La revolución de la propiedad privada, institucionalizada hace ocho mil años, ha llevado a la humanidad por caminos de ignominiosos descalabros. Hizo de la codicia su principal valor. Dividió las sociedades entre pobres y ricos, menesterosos y potentados, sociedad de clases sociales. Institucionalizó el sueño de atesorar para ser, de codiciar para triunfar. Y, según George Lucas, “La codicia es un lado muy oscuro del ser humano”.

Por la codicia, los gobernantes actúan implacablemente. Lo mismo Alejandro Magno que el faraón Ramsés II; lo mismo un dictador de izquierda que uno de derecha. Ninguna diferencia entre las locuras de Hitler y las del demócrata Harry Truman quien reventó bombas atómicas en Japón. Para ellos, todo genocidio justifica cualquier fin.

Y mientras los gobernantes perpetúan el imperio de la codicia, los nadie parecieran tener sus años contados, estarían próximos a desaparecer. Fueron importantes para los imperios que los esclavizó. Y para el feudalismo que los convirtió en campesinos sumisos. Y para el capitalismo que los transformó en obreros insatisfechos. Objetos humanos que servían para trabajar, para acrecentar el poder económico de las castas dominantes.

Pero ahora, cuando surge con vigor la cuarta revolución industrial, cuando el robot Sophia se convierte en ciudadana, ¿cuál será el futuro de los pobres en el mundo? ¿Qué función social cumplirán en la proliferación de robots ataviados con poderosas inteligencias artificiales? No servirán para trabajar porque los robots trabajarán mejor que ellos. No servirán para consumir porque no tendrán dinero para engolosinarse con las fantasías del mercado. Ni para trabajar, ni para consumir, sus dos únicas funciones sociales, sólo propensos a desaparecer como desaparecen otras especies. No podrán esperar ninguna compasión de los potentados porque, si no la han tenido durante ocho mil años, no es probable que la tengan ahora. “Si los blancos no aprenden, será nuestro fin”, afirma brillantemente Manduca, un personaje de ’El abrazo de la serpiente’.

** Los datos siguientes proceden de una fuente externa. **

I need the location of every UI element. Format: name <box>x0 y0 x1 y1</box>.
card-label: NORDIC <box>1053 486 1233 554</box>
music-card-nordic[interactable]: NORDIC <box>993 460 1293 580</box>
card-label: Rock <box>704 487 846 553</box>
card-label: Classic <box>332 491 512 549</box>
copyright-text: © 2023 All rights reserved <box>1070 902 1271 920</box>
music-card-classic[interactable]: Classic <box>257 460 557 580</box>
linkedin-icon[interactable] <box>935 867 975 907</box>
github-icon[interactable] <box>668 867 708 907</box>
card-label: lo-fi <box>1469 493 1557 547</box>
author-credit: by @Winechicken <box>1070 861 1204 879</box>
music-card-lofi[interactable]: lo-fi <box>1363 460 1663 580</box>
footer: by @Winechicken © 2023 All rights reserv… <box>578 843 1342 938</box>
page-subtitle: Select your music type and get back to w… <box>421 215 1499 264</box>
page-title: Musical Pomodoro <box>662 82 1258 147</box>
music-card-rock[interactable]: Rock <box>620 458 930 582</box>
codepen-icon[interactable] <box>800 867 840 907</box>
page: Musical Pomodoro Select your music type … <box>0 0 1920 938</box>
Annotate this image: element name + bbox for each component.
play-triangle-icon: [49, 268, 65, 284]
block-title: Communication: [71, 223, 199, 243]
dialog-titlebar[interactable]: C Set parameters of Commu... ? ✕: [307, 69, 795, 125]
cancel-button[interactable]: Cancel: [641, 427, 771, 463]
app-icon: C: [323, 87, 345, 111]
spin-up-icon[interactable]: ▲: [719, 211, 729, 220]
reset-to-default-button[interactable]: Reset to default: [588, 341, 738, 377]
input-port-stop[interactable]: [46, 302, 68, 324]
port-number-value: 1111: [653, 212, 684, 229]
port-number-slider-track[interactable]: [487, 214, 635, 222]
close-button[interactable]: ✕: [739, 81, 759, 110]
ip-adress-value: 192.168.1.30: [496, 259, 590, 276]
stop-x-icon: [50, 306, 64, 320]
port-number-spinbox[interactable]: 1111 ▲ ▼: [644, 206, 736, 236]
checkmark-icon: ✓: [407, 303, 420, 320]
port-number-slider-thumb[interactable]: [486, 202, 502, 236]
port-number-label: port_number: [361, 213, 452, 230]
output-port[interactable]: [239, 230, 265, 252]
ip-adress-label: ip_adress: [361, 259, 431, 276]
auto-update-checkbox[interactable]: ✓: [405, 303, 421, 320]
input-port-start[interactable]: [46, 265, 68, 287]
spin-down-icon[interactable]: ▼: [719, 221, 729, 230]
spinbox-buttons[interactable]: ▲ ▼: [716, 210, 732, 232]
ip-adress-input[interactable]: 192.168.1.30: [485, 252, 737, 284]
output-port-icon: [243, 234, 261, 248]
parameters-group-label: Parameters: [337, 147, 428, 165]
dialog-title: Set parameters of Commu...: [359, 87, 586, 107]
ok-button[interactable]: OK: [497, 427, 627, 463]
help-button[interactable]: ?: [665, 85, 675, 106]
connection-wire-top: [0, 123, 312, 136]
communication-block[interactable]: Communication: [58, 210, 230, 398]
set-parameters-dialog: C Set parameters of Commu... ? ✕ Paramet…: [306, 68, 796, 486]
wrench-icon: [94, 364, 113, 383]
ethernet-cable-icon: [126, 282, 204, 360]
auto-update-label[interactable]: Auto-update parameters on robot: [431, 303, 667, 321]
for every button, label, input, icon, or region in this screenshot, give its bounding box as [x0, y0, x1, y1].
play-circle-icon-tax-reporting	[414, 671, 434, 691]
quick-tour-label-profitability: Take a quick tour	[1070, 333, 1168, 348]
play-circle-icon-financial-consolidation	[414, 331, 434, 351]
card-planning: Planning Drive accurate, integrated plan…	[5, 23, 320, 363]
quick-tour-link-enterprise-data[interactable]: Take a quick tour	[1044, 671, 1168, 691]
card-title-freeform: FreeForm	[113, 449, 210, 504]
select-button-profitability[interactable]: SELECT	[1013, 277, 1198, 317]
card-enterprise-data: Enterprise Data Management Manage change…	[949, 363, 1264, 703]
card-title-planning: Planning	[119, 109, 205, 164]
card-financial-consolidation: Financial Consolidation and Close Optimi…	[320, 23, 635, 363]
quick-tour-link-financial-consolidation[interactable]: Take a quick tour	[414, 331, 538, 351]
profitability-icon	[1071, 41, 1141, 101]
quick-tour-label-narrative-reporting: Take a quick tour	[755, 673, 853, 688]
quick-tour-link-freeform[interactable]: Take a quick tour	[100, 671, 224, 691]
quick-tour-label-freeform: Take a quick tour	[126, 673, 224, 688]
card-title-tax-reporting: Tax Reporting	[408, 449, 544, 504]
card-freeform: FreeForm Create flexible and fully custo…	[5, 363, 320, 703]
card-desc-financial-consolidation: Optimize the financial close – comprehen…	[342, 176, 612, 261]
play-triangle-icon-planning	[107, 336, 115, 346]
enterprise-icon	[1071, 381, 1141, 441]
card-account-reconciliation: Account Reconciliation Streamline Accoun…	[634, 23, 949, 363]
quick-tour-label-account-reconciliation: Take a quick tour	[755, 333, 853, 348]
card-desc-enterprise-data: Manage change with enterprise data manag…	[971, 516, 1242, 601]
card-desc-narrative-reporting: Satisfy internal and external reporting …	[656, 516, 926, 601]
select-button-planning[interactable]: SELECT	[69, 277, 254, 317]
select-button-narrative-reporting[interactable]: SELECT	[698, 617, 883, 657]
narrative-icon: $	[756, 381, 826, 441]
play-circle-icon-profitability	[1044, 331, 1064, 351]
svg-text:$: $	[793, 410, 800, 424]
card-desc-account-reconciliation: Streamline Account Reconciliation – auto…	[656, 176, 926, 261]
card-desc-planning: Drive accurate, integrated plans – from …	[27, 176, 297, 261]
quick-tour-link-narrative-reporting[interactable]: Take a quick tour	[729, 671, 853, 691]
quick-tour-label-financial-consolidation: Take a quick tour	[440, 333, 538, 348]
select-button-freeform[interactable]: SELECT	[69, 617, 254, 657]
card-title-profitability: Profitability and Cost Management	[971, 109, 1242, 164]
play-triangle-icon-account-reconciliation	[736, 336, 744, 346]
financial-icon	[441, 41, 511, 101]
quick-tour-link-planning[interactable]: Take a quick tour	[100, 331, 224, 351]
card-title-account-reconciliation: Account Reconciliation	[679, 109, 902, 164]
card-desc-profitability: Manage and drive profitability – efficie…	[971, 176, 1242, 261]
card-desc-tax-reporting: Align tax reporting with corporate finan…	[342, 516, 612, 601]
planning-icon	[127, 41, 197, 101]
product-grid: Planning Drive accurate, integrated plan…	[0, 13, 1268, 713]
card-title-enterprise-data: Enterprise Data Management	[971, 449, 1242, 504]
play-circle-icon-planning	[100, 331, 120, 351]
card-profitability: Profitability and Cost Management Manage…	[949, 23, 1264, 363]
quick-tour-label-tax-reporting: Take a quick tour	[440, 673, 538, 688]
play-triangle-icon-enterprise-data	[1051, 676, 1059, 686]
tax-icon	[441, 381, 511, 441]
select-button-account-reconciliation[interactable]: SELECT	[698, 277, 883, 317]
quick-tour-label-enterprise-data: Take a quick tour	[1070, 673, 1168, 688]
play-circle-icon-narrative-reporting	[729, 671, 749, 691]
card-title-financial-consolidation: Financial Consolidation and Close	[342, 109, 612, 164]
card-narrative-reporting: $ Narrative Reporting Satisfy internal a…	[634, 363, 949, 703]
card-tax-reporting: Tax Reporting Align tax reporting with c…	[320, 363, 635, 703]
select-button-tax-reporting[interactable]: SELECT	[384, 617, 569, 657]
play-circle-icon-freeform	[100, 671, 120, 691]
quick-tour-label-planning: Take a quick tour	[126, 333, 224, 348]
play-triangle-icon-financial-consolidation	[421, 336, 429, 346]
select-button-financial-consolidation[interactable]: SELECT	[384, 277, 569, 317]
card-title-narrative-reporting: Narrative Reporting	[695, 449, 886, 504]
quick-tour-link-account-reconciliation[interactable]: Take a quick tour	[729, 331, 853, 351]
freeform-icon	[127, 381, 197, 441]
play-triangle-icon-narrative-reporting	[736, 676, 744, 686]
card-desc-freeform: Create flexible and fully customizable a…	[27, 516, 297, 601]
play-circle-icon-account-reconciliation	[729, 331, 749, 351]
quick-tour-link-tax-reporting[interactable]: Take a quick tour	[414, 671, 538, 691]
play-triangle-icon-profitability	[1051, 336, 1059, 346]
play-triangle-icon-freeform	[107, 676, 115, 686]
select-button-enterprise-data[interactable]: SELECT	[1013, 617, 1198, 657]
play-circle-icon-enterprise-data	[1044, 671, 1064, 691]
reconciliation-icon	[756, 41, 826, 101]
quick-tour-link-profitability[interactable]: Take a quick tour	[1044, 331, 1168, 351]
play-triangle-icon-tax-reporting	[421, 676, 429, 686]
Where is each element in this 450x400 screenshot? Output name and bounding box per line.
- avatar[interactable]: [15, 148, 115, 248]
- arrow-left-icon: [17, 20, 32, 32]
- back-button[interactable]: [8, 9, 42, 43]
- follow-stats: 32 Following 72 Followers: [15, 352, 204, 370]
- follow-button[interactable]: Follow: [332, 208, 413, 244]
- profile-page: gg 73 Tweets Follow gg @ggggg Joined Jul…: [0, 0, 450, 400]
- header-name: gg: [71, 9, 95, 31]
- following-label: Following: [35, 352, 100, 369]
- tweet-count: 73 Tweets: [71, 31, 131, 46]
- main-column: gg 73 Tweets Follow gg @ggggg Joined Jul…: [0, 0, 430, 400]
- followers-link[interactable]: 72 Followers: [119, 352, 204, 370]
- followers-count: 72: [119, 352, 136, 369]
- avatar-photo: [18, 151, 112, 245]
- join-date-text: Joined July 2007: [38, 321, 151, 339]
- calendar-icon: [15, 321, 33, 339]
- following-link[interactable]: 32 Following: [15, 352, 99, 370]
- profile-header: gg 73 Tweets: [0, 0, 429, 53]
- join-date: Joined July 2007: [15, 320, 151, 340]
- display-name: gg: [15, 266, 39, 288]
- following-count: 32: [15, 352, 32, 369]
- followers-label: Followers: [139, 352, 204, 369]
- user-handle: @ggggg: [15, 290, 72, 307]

Ninguna bomba, por poderosa, destruirá la codicia y la insensibilidad de los acaudalados. Sólo la educación podría obrar semejante milagro, pero la educación desinfectada de los sueños del gran señor. Educación descontaminada de Ministerio, Universidades, Colegios y Escuelas, diseñadas para soñar como potentado. De docentes y discentes que, en medio de dificultades humanas y materiales, no sueñen con la suerte del potentado. Sueño que, hasta ahora, ha generado muerte para muchas especies, muerte para muchos humanos y muerte para el humanismo. Nos puede salvar una educación centrada en la vida porque la educación, según John Dewey, “…es el estallido de la vida misma”.